Passato al servizio del granduca Ferdinando II, e scioltasi
l'Accademia del Cimento (1667), intraprende un primo viaggio,
in Austria, Germania, Olanda, Belgio, Inghilterra, Francia,
stringendo dovunque amicizie letterarie e mondane. Non appena
tornato a Firenze, riparte per accompagnare il principe
ereditario Cosimo, in Spagna, Portogallo, Inghilterra, Olanda
e a Parigi. Va poi ambasciatore a Mantova; e con altre
missioni in Fiandra, a Colonia, di nuovo a Londra ed in
Svezia; complessivamente sette od otto anni di peregrinazioni
ininterrotte che gli valgono il titolo di « postiglione
d'Europa », altrimenti chiamato: l'«Ulisse della Toscana» ;
finché nel 1675 viene fatto conte, e mandato come ambasciatore
residente a Vienna; essendo granduca il suo già compagno di
viaggio, ora Cosimo III.
Sarà esagerato che, come pretendeva il Ranalli, e pur senza
dimenticare le benemerenze degli ambasciatori veneti, sabaudi
e genovesi, debba vedersi nel Magalotti il vero fondatore
dell'arte diplomatica moderna. E sembreranno da accogliere le
limitazioni espresse dal Guasti, da Stefano Fermi ed oggi dal
Praz e dal Falqui. Forse più che altro è questione
d'intendersi sulla reale consistenza della cosiddetta arte
diplomatica; ma un forte credito a quella lode rimane tuttavia
al Magalotti, ché una parte dei suoi manoscritti essendo
ancora inedita e poco esplorata, potrà meglio attendersene una
conferma o un aumento del credito stesso, che la sua
diminuzione.
Solo da un quarto di secolo, l'opera del Magalotti è
rientrata, se non voglia dirsi che vi è entrata per la prima
volta, nella viva corrente della nostra cultura letteraria.

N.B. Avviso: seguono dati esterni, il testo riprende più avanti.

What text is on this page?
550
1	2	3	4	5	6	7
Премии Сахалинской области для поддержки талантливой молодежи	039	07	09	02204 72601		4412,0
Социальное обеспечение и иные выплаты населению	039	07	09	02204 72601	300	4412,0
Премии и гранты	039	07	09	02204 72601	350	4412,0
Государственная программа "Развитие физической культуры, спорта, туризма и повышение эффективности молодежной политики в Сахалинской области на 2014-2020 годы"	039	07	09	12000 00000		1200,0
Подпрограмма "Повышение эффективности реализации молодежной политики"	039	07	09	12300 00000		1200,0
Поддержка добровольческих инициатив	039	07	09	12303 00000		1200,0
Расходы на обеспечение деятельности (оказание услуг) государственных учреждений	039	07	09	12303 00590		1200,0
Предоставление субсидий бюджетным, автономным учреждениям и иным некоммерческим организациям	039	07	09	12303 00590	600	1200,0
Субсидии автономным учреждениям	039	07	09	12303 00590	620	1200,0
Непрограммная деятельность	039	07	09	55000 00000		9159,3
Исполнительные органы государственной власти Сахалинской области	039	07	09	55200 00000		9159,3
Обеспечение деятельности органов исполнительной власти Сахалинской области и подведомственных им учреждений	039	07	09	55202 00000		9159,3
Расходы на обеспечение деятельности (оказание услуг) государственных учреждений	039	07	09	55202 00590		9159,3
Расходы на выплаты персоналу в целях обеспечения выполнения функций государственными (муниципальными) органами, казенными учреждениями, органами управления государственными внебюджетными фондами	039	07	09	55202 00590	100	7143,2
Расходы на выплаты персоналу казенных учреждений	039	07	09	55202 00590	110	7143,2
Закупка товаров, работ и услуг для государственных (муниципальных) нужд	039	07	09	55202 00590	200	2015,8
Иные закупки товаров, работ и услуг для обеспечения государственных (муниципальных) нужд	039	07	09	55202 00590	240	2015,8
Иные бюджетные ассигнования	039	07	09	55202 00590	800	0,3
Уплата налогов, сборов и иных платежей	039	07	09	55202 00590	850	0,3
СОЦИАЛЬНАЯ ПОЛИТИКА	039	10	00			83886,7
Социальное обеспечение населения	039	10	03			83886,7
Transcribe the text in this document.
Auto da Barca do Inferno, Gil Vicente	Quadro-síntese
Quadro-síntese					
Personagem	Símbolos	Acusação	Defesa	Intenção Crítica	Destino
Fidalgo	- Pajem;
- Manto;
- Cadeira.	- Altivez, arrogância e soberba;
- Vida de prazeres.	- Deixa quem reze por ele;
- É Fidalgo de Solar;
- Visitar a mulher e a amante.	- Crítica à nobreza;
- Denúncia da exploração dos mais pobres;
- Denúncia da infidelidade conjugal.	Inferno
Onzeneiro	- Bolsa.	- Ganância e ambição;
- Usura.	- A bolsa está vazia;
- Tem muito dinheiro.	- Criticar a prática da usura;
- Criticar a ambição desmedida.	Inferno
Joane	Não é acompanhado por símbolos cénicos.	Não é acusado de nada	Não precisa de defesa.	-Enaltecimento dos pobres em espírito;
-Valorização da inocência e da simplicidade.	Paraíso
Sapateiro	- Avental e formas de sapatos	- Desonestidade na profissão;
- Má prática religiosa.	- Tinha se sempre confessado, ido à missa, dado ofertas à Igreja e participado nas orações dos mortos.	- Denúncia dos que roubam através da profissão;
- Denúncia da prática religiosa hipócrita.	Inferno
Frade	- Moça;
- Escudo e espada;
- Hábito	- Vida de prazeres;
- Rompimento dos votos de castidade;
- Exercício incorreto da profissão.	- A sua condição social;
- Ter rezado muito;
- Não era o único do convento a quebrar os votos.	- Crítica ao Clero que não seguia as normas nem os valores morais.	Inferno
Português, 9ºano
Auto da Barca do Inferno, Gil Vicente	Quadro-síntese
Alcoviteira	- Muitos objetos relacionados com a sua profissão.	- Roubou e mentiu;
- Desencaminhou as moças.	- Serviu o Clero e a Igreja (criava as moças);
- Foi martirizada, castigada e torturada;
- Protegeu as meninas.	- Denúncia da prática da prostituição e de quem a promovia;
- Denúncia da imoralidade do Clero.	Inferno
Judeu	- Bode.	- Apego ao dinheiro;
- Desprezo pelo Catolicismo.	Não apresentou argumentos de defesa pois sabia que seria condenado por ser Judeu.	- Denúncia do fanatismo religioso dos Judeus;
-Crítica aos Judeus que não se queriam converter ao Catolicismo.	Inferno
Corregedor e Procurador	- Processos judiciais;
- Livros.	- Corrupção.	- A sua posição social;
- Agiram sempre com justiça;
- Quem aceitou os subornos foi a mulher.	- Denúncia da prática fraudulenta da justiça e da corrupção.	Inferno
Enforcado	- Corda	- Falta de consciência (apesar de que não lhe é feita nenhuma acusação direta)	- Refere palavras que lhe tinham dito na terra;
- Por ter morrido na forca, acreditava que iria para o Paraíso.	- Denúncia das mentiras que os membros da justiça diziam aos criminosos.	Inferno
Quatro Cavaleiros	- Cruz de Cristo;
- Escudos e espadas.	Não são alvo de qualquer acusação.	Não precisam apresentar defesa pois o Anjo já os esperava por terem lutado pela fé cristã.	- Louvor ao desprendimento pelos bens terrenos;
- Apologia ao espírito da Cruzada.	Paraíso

Alla augurale, felice antologia del Montano, tennero dietro, a
cura del Falqui e del Praz, ristampe e selezioni dei Saggi di
naturali esperienze, delle Relazioni varie, delle Lettere
sopra le terre odorose, delle Lettere contro l'ateismo, delle
Lettere scientifiche ed erudite; più recentemente, dai diversi
epistolari e dagli scritti diplomatici. Non per nulla il
Giordani, il Leopardi, il Manzoni e il Carducci, che alla
prosa italiana variamente rinnovarono spiriti e forme, erano
stati del Magalotti lettori attenti ed estimatori. E quando un
nuovo gusto, succeduto a quello del D'Annunzio, cercò di
riconoscersi e rafforzarsi nella tradizione, fra gli autori
del cespite galileiano facilmente il Magalotti venne a
primeggiare, sullo stesso Redi e sul Cestoni e l'Algarotti.
Gli argomenti di tale preminenza, erano soprattutto di ragione
estetica; e su questi dovrà insistersi e difatti insisterono
gli studiosi da cui fu mossa la presente rinascita
magalottiana. Benché non sia da trascurare altra, meno
chiarita, ragione di problemi e interessi; e trova particolare
rilievo in quelli che, in una scelta del Falqui, furono
rubricati: Scritti di corte e di mondo.
Non si creda tuttavia che, in tali scritti diplomatici e
carteggi mondani e familiari, la materia d'arte possa mai
essere scarsa. Era ovvio che un ingegno come il Magalotti
sfiorasse della propria grazia anche le le pagine più labili,
o di carattere prevalentemente documentario. La sua curiosità
scientifica, il suo piacere della vita sociale, la passione ed
il gusto di esprimersi, si riflettono in qualsiasi più
trascurabile frammento. E da coteste filze di rapporti
d'udienza e di viaggio, da cotesti polverosi epistolari,
provengono «pezzi» ormai diventati famosi : accanto ai quali,
una minuta congerie d'appunti, spunti, ritagli, aneddoti,
confidenze; come sul banco d'un orefice o lapidario, qualche
ciotola colma di preziosi rottami: avanzi della lavorazione,
rarità spaiate e in apparenza inutili, ma che poi facendoci ad
ammirarle a una a una, non si vorrebbe staccarsene più.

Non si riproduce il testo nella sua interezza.